Após a taxa de desemprego subir inesperadamente para o maior patamar em 26 anos e meio, Obama também informou que sancionou uma lei que estende benefícios para desempregados e compradores de imóveis.

"Acabei de sancionar a proposta de lei que irá ajudar o crescimento de nossa economia, irá salvar e criar novos empregos e dará assistência a famílias e empresas que estão passando por dificuldades", afirmou na Casa Branca.

"A necessidade de tal medida ficou clara com o relatório de empregos que recebemos nesta manhã. Apesar de termos perdido menos empregos que no mês passado, nossa taxa de desemprego subiu para mais de 10 por cento, um número que ressalta os desafios econômicos à frente."

A taxa de desemprego dos EUA saltou para seu nível mais alto em 26 anos e meio, para 10,2 por cento, em outubro, segundo dados divulgados nesta sexta-feira, o que aumenta a pressão sobre Obama para tomar mais medidas para lidar com o desemprego, mesmo com cada vez mais sinais de recuperação.

O Departamento de Trabalho informou que os empregadores cortaram 190 mil postos de trabalho em outubro, número maior que os 175 mil esperados pelo mercado, mas menor que os 219 mil de setembro.

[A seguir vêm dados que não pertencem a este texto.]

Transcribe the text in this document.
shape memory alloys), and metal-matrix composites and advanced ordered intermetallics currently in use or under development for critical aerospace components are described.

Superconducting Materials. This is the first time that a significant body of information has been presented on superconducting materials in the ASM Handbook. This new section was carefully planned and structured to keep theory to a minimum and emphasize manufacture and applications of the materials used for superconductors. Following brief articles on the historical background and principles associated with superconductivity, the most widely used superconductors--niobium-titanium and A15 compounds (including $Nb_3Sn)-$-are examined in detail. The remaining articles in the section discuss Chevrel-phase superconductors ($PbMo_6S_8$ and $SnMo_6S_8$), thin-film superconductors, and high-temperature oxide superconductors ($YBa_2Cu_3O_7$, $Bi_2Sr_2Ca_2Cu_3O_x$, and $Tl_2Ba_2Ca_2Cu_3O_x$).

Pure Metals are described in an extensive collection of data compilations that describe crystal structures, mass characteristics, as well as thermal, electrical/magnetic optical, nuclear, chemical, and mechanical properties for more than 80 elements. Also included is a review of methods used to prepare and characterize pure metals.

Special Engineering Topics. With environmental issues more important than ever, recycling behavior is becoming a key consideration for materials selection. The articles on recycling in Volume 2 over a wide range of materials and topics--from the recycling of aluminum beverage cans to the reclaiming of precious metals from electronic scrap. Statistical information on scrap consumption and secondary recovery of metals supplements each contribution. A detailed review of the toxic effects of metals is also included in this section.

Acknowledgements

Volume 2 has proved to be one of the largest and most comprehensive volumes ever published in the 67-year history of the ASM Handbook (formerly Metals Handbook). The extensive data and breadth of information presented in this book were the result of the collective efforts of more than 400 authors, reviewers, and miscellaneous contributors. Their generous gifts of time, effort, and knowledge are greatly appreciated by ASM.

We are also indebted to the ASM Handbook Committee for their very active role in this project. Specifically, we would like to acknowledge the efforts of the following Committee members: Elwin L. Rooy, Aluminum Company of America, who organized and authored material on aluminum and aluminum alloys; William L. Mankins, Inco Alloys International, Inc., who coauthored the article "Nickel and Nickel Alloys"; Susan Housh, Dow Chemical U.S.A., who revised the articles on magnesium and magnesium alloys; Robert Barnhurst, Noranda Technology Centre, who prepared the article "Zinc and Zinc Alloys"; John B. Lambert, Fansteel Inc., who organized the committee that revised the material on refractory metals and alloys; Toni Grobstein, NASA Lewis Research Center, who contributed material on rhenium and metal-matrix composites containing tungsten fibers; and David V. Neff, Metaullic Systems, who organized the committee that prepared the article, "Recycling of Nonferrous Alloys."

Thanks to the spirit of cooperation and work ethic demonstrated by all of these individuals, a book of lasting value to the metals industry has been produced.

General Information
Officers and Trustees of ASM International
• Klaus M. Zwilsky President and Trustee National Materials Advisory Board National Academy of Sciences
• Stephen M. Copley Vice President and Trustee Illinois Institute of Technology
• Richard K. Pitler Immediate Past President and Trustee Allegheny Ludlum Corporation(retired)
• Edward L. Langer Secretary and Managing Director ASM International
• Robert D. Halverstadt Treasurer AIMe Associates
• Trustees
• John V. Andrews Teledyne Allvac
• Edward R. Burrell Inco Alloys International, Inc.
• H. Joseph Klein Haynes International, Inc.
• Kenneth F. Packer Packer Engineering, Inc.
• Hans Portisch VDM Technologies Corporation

Um detalhe que torna o relatório mais otimista é que os cortes de vagas em agosto e setembro foram revistos, mostrando que houve 91 mil cortes a menos que os divulgados anteriormente.

Embora isso sugira que há melhora nas condições do mercado de trabalho, economistas esperavam que a taxa de desemprego alcançasse 9,9 por cento ante os 9,8 por cento de setembro.